Uno sguardo all'interno permette di intuire lo splendore di altri tempi in cui mercanti e clienti negoziavano secondo antiche usanze. Dalla sua chiusura, le imprese si sono spostate al di fuori di esso. Aziz ci dice che uno degli insediamenti di coloni ebrei si trova appena sopra il mercato. I residenti arabi sono stati progressivamente sfollati all'esterno della città e sono gli ebrei ultraortodossi ad occupare le case. I mercanti hanno posizionato una rete tra le case e l'area del mercato per evitare che le uova e le bottiglie vengano lanciate contro di loro. Sulla rete resti di imballaggi e altre schifezze lo confermano.

Parliamo con Aziz e con altri palestinesi, che, dopo averci offerto l'obbligatoria tazza di tè, ci raccontano le loro difficoltà quotidiane in una città occupata da cui uscire o entrare può essere un vero mal di testa , senza contare gli insulti che gli ebrei costantemente dedicano loro, incoraggiati dalla presenza dell'esercito israeliano. Curiosamente, non vedo odio nei loro occhi, ma piuttosto disperazione e una presunta rassegnazione. “C'è una soluzione per questo? No”, è la risposta quasi unanime di tutti. Ma tutti sono d'accordo, nonostante la rovina dei loro affari, nonostante le dure condizioni di vita, che non se ne andranno di qui. “Questo è ciò che gli israeliani intendono con la politica degli insediamenti. Ma questa è la nostra terra e noi rimarremo, qualunque cosa serva”, dice uno dei mercanti.

Continuo il mio giro tra le bancarelle dell'artigianato palestinese e compro per mia figlia un gatto di tela di sacco, grezzo ma con il fascino che una Barbie o un Kitty non avranno mai. Nello stesso negozio incontro Ellie Cee, una giovane operatrice umanitaria dell'International Solidarity Movement, movimento che organizza proteste non violente e si occupa di monitorare possibili abusi dei soldati israeliani contro la popolazione araba. Ellie mi confessa che non avrebbe mai immaginato che la sua missione in Palestina sarebbe stata così dura: "Quello che più mi fa arrabbiare è l'atteggiamento dei soldati con i bambini". Ellie ci dice che i bambini arabi vengono spesso arrestati mentre andavano a scuola: “C'è stato uno brutale l'altro giorno. Lo potete vedere su YouTube: “30 bambini arrestati mentre andavano a scuola”.

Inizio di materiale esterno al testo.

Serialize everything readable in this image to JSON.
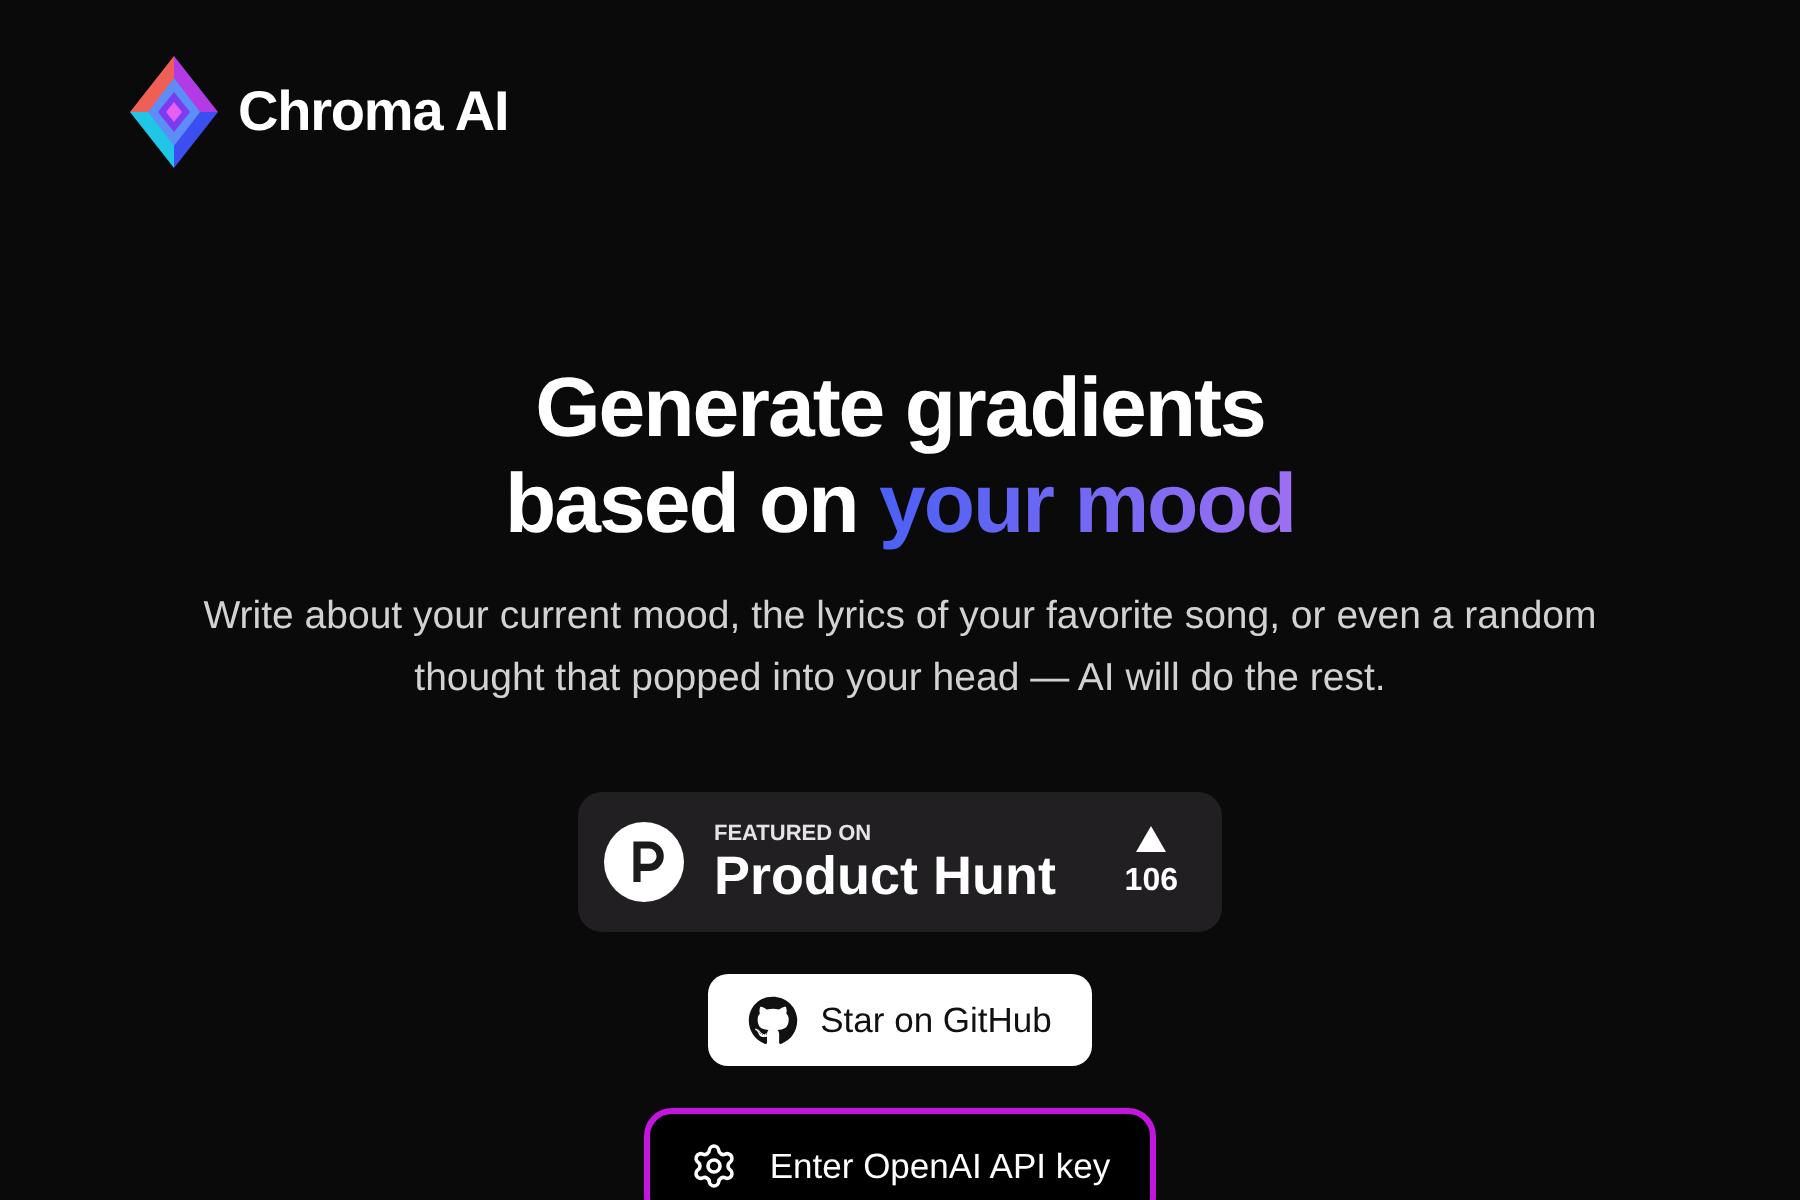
{
  "header": {
    "brand": "Chroma AI"
  },
  "hero": {
    "headline": {
      "line_1": "Generate gradients",
      "line_2": "based on",
      "highlight": "your mood"
    },
    "description": "Write about your current mood, the lyrics of your favorite song, or even a random thought that popped into your head — AI will do the rest."
  },
  "product_hunt_badge": {
    "eyebrow": "FEATURED ON",
    "name": "Product Hunt",
    "upvotes": "106"
  },
  "buttons": [
    {
      "kind": "github",
      "label": "Star on GitHub"
    },
    {
      "kind": "apikey",
      "label": "Enter OpenAI API key"
    }
  ]
}
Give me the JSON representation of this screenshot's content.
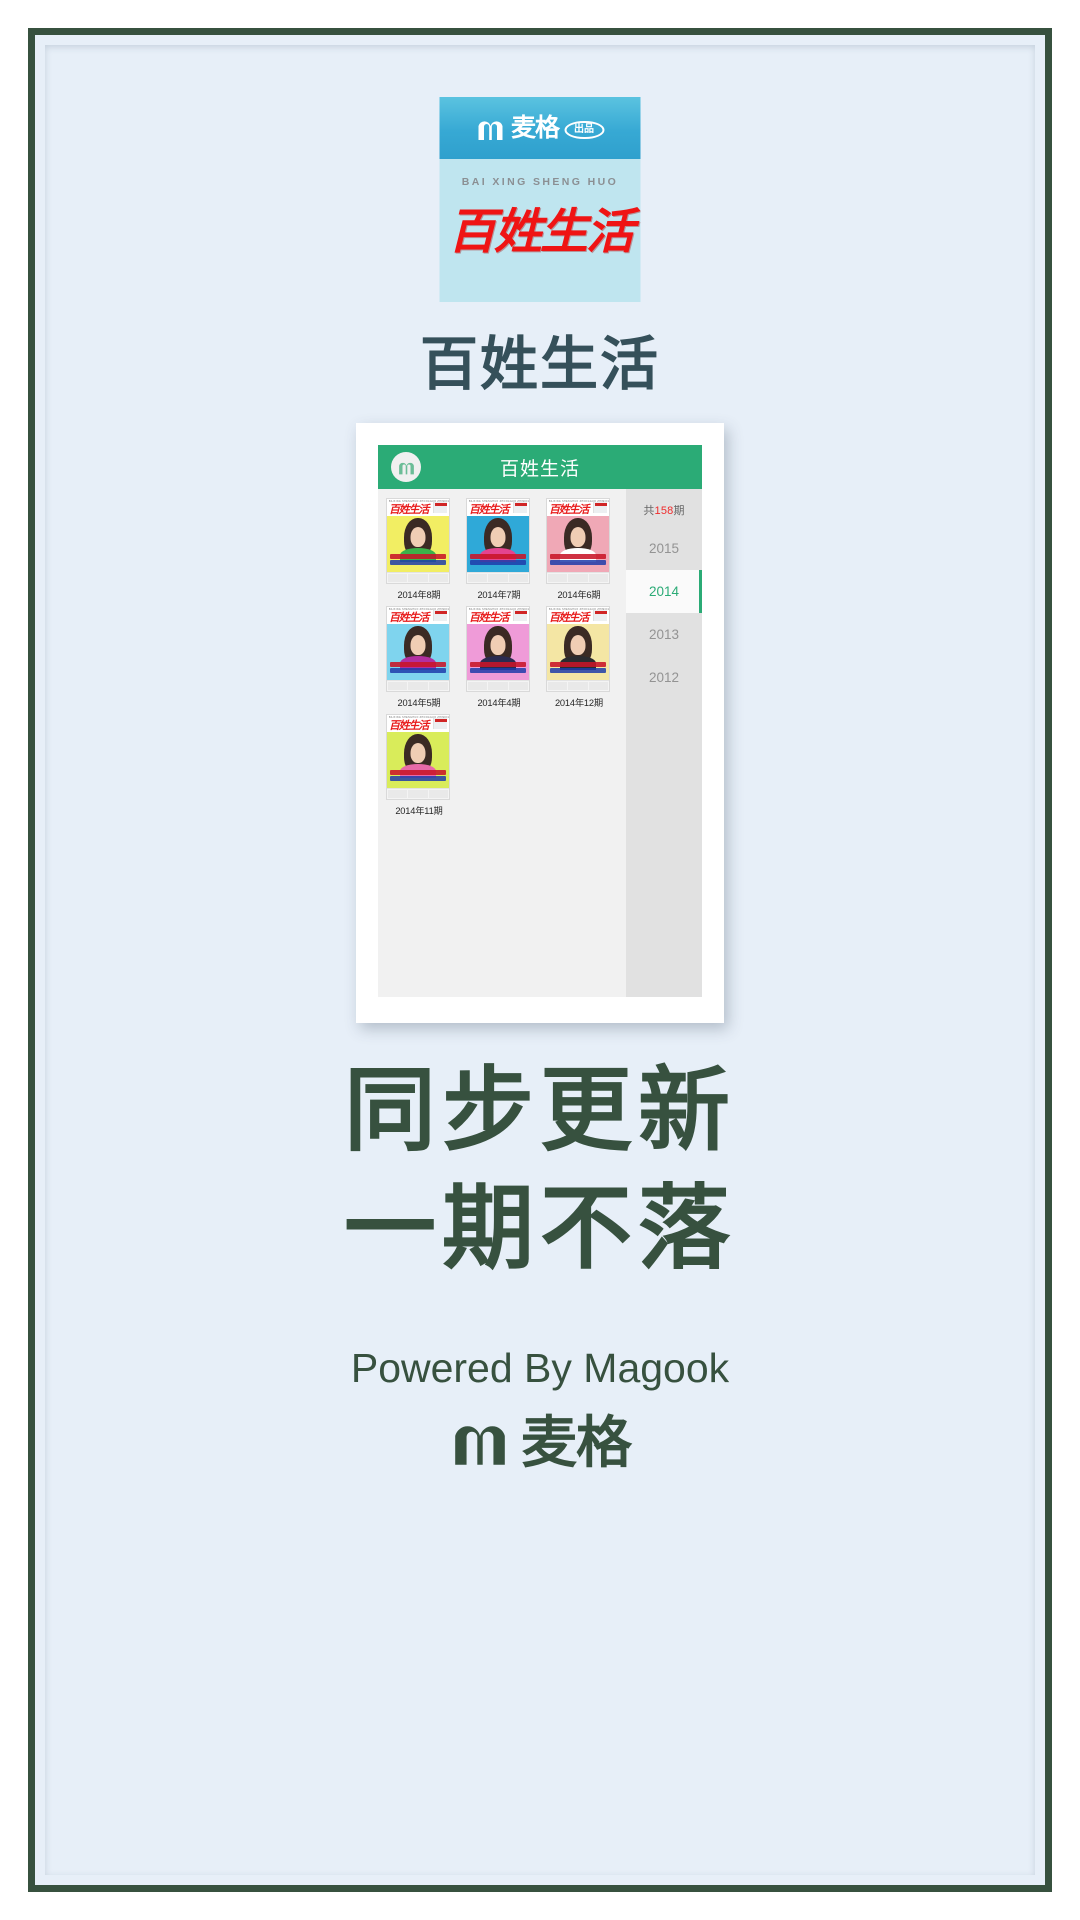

Aziz si precipita, vuole mostrarci qualcosa di importante: saliamo una stradina fino a raggiungere una casa molto vecchia con scale claustrofobiche. Vi abita una delle famiglie più antiche della città di Hebron. Hanno tentato più volte di cacciarli via vista la posizione privilegiata della proprietà, ma la loro ferrea determinazione lo ha impedito, per il momento. Siamo saliti sul terrazzo accompagnati dalla figlia più piccola della famiglia, Aqsa, sperando di trovare una vista sublime della città, forse un tramonto impossibile. Quello che vediamo è qualcosa di molto diverso: a meno di dieci metri di distanza c'è un cecchino israeliano appostato sul tetto , che controlla giorno e notte i movimenti degli abitanti.

Si sta facendo tardi e dobbiamo ancora visitare la Tomba dei Patriarchi e la grotta di Macpela dove si trova la moschea di Abramo. Per accedere al complesso fortemente sorvegliato, le scarpe devono essere rimosse e le donne devono coprirsi la testa. Il giudaismo considera questo luogo il secondo luogo santo dopo il Tempio di Gerusalemme, poiché è il primo pezzo di terra nel paese di Canaan (la Terra Promessa) acquistato da Abramo. Secondo la tradizione ebraica, qui sono sepolti Abramo e Sara, Isacco e Rebecca, Giacobbe e Lea. L'Islam considera anche Abramo come un profeta che, secondo il Corano, costruì la Kaaba alla Mecca con suo figlio Ismaele.

Fu qui che, durante la festa ebraica di Purim nel 1994, il fanatico ebreo Baruch Goldstein aprì il fuoco sui palestinesi mentre pregavano nella moschea. 29 morti e oltre 200 feriti sono il risultato di questo drammatico capitolo della già sanguinosa storia di Hebron.

La nostra prossima destinazione è Belen , quella città così presente per tutti i cristiani nel periodo natalizio e che custodisce luoghi emblematici come il luogo dove nacque Gesù Cristo. ma su questo Vi dirò in una seconda puntata che ne abbiamo abbastanza per oggi.

Dedicato a Silvia, Stephan ed Edgar, i miei padroni di casa perfetti. Senza di loro non avrei mai conosciuto la Palestina nel modo in cui l'ho conosciuto.